Sıcak bir haber ile devam edelim. Kaan Sekban New York’a geliyor ve organizsyonu sen yapıyorsun? Zor değil mi Türleri toplamak, bilet satışları nasıl gidiyor, neler bekliyorsun?

Amerika’da Türk endeksli projler üretmek genel itibarı ile eşyanın tabiatına ters. New York’ta Türkçe tiyatro yapmak, İstanbul’da madagaskar tiyatrosu yapmak gibi diyebiliriz. 300 milyonluk ABD’de sadece 500 bin civarı Türk var ve bu rakam çok büyük bir coğrafyaya dağılmış durumda. Bu sebeplerle devamlı ve kalıcı Türk tiyatrosu bir hayal. Tiyatro, müzik veya sinema gibi dil olarak evrenselleşemediği için belkide bu konuda en zor sanat dalı.

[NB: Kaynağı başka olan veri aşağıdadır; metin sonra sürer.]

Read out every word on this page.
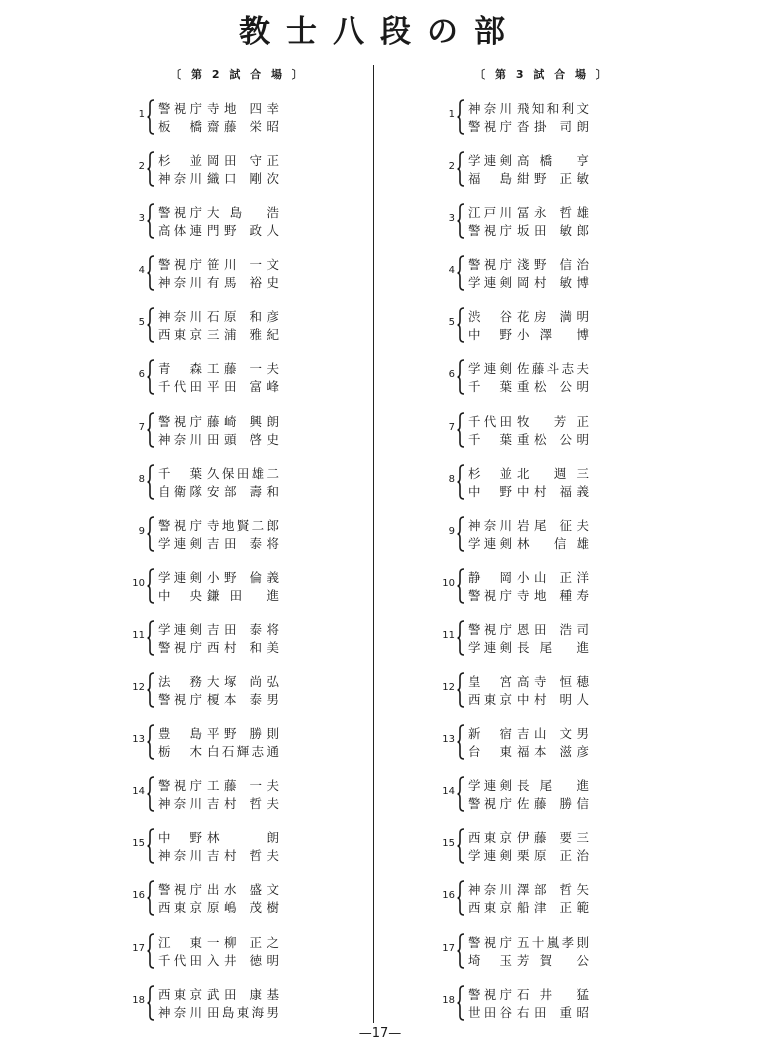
教士八段の部
〔 第 2 試 合 場 〕	〔 第 3 試 合 場 〕
1 警視庁 寺地 四幸
板 橋 齋藤 栄昭
2 杉 並 岡田 守正
神奈川 織口 剛次
3 警視庁 大島 浩
高体連 門野 政人
4 警視庁 笹川 一文
神奈川 有馬 裕史
5 神奈川 石原 和彦
西東京 三浦 雅紀
6 青 森 工藤 一夫
千代田 平田 富峰
7 警視庁 藤崎 興朗
神奈川 田頭 啓史
8 千 葉 久保田雄二
自衛隊 安部 壽和
9 警視庁 寺地賢二郎
学連剣 吉田 泰将
10 学連剣 小野 倫義
中 央 鎌田 進
11 学連剣 吉田 泰将
警視庁 西村 和美
12 法 務 大塚 尚弘
警視庁 榎本 泰男
13 豊 島 平野 勝則
栃 木 白石輝志通
14 警視庁 工藤 一夫
神奈川 吉村 哲夫
15 中 野 林 朗
神奈川 吉村 哲夫
16 警視庁 出水 盛文
西東京 原嶋 茂樹
17 江 東 一柳 正之
千代田 入井 徳明
18 西東京 武田 康基
神奈川 田島東海男
1 神奈川 飛知和利文
警視庁 沓掛 司朗
2 学連剣 高橋 亨
福 島 紺野 正敏
3 江戸川 冨永 哲雄
警視庁 坂田 敏郎
4 警視庁 淺野 信治
学連剣 岡村 敏博
5 渋 谷 花房 満明
中 野 小澤 博
6 学連剣 佐藤斗志夫
千 葉 重松 公明
7 千代田 牧 芳正
千 葉 重松 公明
8 杉 並 北 週三
中 野 中村 福義
9 神奈川 岩尾 征夫
学連剣 林 信雄
10 静 岡 小山 正洋
警視庁 寺地 種寿
11 警視庁 恩田 浩司
学連剣 長尾 進
12 皇 宮 高寺 恒穂
西東京 中村 明人
13 新 宿 吉山 文男
台 東 福本 滋彦
14 学連剣 長尾 進
警視庁 佐藤 勝信
15 西東京 伊藤 要三
学連剣 栗原 正治
16 神奈川 澤部 哲矢
西東京 船津 正範
17 警視庁 五十嵐孝則
埼 玉 芳賀 公
18 警視庁 石井 猛
世田谷 右田 重昭
—17—
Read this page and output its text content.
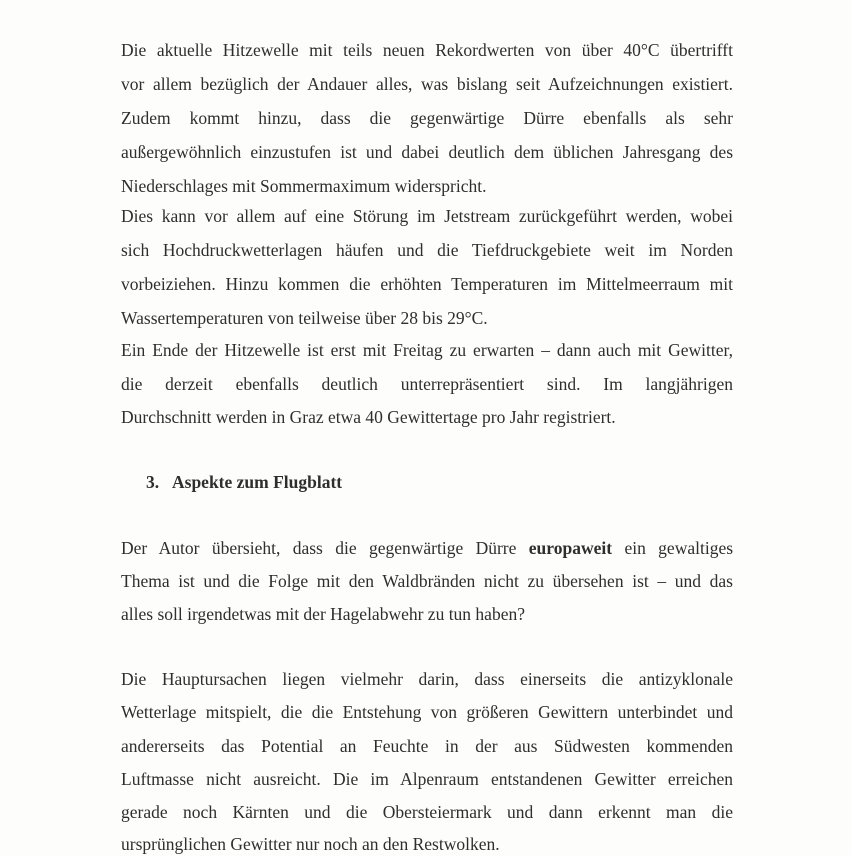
Die aktuelle Hitzewelle mit teils neuen Rekordwerten von über 40°C übertrifft
vor allem bezüglich der Andauer alles, was bislang seit Aufzeichnungen existiert.
Zudem kommt hinzu, dass die gegenwärtige Dürre ebenfalls als sehr
außergewöhnlich einzustufen ist und dabei deutlich dem üblichen Jahresgang des
Niederschlages mit Sommermaximum widerspricht.
Dies kann vor allem auf eine Störung im Jetstream zurückgeführt werden, wobei
sich Hochdruckwetterlagen häufen und die Tiefdruckgebiete weit im Norden
vorbeiziehen. Hinzu kommen die erhöhten Temperaturen im Mittelmeerraum mit
Wassertemperaturen von teilweise über 28 bis 29°C.
Ein Ende der Hitzewelle ist erst mit Freitag zu erwarten – dann auch mit Gewitter,
die derzeit ebenfalls deutlich unterrepräsentiert sind. Im langjährigen
Durchschnitt werden in Graz etwa 40 Gewittertage pro Jahr registriert.
3. Aspekte zum Flugblatt
Der Autor übersieht, dass die gegenwärtige Dürre europaweit ein gewaltiges
Thema ist und die Folge mit den Waldbränden nicht zu übersehen ist – und das
alles soll irgendetwas mit der Hagelabwehr zu tun haben?
Die Hauptursachen liegen vielmehr darin, dass einerseits die antizyklonale
Wetterlage mitspielt, die die Entstehung von größeren Gewittern unterbindet und
andererseits das Potential an Feuchte in der aus Südwesten kommenden
Luftmasse nicht ausreicht. Die im Alpenraum entstandenen Gewitter erreichen
gerade noch Kärnten und die Obersteiermark und dann erkennt man die
ursprünglichen Gewitter nur noch an den Restwolken.
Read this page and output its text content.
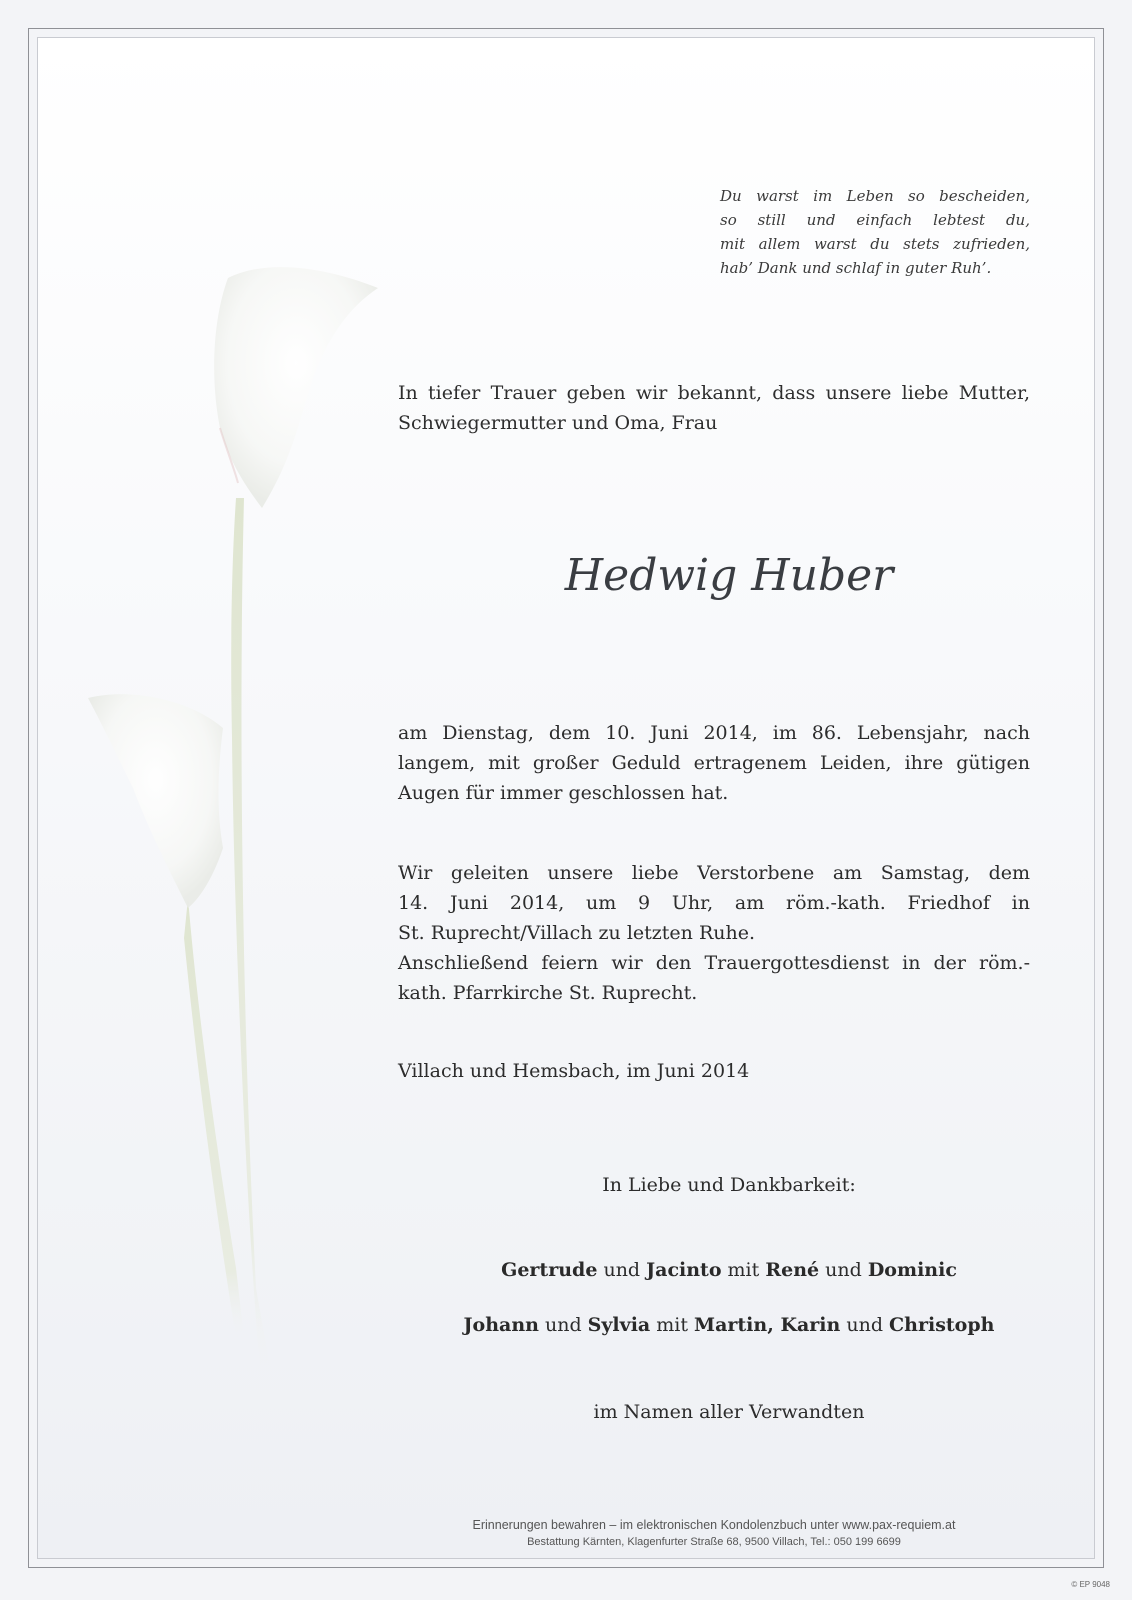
Du warst im Leben so bescheiden,
so still und einfach lebtest du,
mit allem warst du stets zufrieden,
hab’ Dank und schlaf in guter Ruh’.

In tiefer Trauer geben wir bekannt, dass unsere liebe Mutter,
Schwiegermutter und Oma, Frau

Hedwig Huber

am Dienstag, dem 10. Juni 2014, im 86. Lebensjahr, nach
langem, mit großer Geduld ertragenem Leiden, ihre gütigen
Augen für immer geschlossen hat.

Wir geleiten unsere liebe Verstorbene am Samstag, dem
14. Juni 2014, um 9 Uhr, am röm.-kath. Friedhof in
St. Ruprecht/Villach zu letzten Ruhe.
Anschließend feiern wir den Trauergottesdienst in der röm.-
kath. Pfarrkirche St. Ruprecht.

Villach und Hemsbach, im Juni 2014

In Liebe und Dankbarkeit:

Gertrude und Jacinto mit René und Dominic

Johann und Sylvia mit Martin, Karin und Christoph

im Namen aller Verwandten

Erinnerungen bewahren – im elektronischen Kondolenzbuch unter www.pax-requiem.at

Bestattung Kärnten, Klagenfurter Straße 68, 9500 Villach, Tel.: 050 199 6699

© EP 9048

Fakat Kaan Sekban gibi, tek kişilik veya 4-5 oyunculu, küçük prodüksyonlar, Türklerin yoğunlaştığı 5-6 eyalette sadece 1-2 defa sahnelerek gerçekleşebilir. Ticari endişeyle, para kazanmak için yapılabilecek, sürdürülebilir bir iş modeli değil tiyatro. Kamu veya STK’lar proje maliyetlerini üstlenirse olabilir ancak. Biz in212 Productions olarak, Kaan Sekban’ın kendi PR etkisi, projeyi küçük tutmamız, yılların birikimi olan dost ve sponsorlarımızın desteği ile bu projeyi en güzel şekilde gerçekleştirebileceğimizi biliyorduk ve şu anda da bu konuda yanılmadığımızı gördük. İki ay öncesinden salonun dörtte biri doldu ve sponsorlarımız oluştu. 29 Eylül 2018 tarihinde New York ve çevresinden salonu dolduran misafirlerimizle kahkaha dolu bir gece bizi bekliyor. Bu tür projelerin devamlılığı ve tekrarı konusunda ise soru işaretlerimin olduğunu söylemek isterim. Katılım ve sponsorluk desteğinin bizim özel ilişkilerimizle oluşan kısmı ne kadar tekrar eder bilemiyorum.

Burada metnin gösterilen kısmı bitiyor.